For some reason, word fugitives about all sorts of things tend to elicit plays on déjà vu. This one was déjà vu all over again: several readers suggested déjà rue or déjà fou; Bill Parton, of Russellville, Arkansas, offered déjàphooey; and yet other readers proposed déjà expressions too impolite to print. A number of Simpsons fans also wrote in, invoking Homer's deathless D'oh! and variants thereof. A few readers blended the two concepts. For instance, Matt Breaden, of Lake Oswego, Oregon, wrote, "I am a longtime fan of The Simpsons, and so the moment before doing something stupid I often feel a profound sense of déjà d'oh."
Suggestions that lack any particular cultural referents include pregret, submitted by many readers; dunderstruck, by Jon Miller, of New Haven, Connecticut; slipupiphany, by Kenneth Tishgart, of Ross, California; and, particularly to describe "a social blunder," time-lapse faux pas-graphy, by Paul Liversage, of Fargo, North Dakota.
All well and good, but Tim Sargent, of Keams Canyon, Arizona, takes top honors. He wrote, "An all-encompassing term for these moments of stopeless hupidity might be instant regretification."
Another reader, Roger Wilson, requested help in wording a personal ad; he was looking for a "flattering" word to describe a female shape between "slender" and "full-figured." This elicited a bit of feminist commentary. Denise Mathew, of Charlottesville, Virginia, wrote, "I was sad to see that you printed Roger Wilson's awful query. Please tell him to try using the word Barbie." Most women who responded, however, took no offense. For instance, Anne Quigg, of Malden, Massachusetts, wrote, "My entry is Our Bodies, Our 12s." And Sharon Urquhart, of Graton, California, wrote, "The woman he seeks is a femme mid-all. Thanks for amusing me!"
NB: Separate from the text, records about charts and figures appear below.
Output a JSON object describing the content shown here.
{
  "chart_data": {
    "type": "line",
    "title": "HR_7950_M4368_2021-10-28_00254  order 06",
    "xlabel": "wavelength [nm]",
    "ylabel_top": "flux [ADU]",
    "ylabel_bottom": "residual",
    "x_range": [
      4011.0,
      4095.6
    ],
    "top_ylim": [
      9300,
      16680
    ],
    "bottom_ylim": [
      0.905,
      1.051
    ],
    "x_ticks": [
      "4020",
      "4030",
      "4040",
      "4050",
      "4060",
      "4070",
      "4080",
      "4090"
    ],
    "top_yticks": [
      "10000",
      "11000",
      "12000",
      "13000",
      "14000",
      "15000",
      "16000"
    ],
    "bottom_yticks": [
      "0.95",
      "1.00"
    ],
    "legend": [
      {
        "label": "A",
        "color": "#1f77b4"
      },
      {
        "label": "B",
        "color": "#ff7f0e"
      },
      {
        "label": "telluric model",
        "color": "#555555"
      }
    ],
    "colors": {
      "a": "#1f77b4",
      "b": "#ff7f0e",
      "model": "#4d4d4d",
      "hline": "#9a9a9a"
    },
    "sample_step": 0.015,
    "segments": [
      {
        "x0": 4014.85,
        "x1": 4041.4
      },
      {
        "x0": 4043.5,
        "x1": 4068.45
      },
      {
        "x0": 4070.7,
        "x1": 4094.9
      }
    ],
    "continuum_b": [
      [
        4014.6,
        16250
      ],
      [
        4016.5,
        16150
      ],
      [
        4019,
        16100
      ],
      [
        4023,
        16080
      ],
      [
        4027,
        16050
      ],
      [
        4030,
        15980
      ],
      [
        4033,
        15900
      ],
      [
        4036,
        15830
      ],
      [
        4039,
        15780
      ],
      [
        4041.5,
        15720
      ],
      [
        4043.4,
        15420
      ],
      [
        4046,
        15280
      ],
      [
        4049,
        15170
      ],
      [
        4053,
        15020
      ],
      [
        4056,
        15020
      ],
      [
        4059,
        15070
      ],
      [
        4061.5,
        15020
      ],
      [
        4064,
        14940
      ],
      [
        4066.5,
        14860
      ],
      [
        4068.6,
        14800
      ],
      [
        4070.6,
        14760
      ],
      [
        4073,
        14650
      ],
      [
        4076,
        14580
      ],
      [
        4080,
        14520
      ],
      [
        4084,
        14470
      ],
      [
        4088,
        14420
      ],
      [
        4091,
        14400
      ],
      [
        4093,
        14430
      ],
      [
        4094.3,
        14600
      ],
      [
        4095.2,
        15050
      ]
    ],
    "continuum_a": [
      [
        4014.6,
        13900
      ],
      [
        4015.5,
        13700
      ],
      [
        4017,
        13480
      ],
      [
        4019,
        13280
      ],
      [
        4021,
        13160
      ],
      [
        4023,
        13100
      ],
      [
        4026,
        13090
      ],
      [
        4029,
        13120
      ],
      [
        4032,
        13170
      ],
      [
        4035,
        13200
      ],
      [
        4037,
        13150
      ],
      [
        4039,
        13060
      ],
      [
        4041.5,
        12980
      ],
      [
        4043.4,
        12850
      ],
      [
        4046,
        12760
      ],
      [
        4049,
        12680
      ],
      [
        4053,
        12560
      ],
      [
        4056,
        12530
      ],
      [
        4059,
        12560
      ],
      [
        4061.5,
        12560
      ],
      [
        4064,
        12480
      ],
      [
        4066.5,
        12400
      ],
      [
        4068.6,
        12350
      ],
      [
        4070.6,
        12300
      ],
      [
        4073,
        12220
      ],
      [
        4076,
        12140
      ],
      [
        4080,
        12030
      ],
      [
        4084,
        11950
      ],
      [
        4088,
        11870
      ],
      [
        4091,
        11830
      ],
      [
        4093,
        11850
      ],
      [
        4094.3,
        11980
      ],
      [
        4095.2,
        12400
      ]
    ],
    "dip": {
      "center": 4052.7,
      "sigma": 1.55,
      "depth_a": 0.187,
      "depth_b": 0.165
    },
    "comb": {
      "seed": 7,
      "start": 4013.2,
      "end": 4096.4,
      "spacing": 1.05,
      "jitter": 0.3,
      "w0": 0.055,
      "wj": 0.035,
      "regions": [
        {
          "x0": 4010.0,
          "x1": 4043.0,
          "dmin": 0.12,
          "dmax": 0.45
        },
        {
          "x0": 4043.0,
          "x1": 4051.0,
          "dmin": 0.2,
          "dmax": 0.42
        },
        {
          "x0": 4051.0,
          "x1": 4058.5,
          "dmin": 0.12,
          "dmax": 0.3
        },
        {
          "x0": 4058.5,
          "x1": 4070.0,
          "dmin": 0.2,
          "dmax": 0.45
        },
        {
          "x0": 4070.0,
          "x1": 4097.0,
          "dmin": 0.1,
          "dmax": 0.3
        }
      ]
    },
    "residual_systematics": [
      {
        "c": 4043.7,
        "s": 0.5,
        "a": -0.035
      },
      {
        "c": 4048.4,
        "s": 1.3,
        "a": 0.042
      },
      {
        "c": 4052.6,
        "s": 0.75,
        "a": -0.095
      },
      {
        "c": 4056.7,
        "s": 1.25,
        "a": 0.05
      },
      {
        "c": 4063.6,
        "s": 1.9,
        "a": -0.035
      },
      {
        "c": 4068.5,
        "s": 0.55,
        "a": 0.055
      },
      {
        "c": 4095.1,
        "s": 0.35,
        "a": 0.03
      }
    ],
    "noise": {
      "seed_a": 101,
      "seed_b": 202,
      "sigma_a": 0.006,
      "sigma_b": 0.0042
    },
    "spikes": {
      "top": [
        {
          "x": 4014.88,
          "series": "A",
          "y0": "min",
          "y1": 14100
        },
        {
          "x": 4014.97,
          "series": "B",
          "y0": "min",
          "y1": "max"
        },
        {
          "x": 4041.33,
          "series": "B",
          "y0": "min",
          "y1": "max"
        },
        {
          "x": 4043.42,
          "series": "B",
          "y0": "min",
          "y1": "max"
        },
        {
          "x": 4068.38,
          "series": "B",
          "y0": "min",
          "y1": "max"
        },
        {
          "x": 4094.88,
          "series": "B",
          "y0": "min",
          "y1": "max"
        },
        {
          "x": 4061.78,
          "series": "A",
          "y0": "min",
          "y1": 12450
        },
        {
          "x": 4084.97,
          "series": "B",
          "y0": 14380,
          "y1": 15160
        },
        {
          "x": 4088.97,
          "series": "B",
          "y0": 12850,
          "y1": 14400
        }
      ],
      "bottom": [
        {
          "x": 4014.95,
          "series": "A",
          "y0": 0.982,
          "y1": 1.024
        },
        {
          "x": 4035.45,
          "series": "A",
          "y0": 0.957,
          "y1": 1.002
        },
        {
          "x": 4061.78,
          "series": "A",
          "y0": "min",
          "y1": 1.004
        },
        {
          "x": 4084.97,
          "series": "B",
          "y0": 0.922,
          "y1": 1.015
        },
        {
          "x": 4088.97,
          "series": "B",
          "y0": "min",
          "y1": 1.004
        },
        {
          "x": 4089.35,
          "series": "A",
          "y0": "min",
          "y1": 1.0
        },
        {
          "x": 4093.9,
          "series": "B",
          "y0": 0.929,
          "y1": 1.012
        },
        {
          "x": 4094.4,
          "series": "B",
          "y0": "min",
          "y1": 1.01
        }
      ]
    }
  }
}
The most popular coinages, submitted by members of both sexes, were belle-curved and mediyum or mediyummy. And here's a nice try that, alas, probably wouldn't get the point across: Jim Richards, of Rexburg, Idaho, suggested nonplussed.
It is impossible to deny David Olivett, of Emporium, Pennsylvania, top honors. He sent in a poem, explaining, "I could not think of a one-word adjective to aid Roger Wilson in his plight. However, he is free to use this bit of doggerel: 'While the violin is small and sleek, / And the double bass broad and mellow, / The one true love that I do seek / Should mostly resemble a cello.'"
Now Luella Schmidt, of Madison, Wisconsin, writes, "My husband and I have been searching for a term to describe the burned bit of skin on the roof of your mouth that you get when you fail to let your slice of pizza cool adequately."
And Jane Evans, of Kingston, Washington, writes, "What is the word for the reflection of moonlight on water and the way it follows you exactly as you are walking down the beach or a dock?"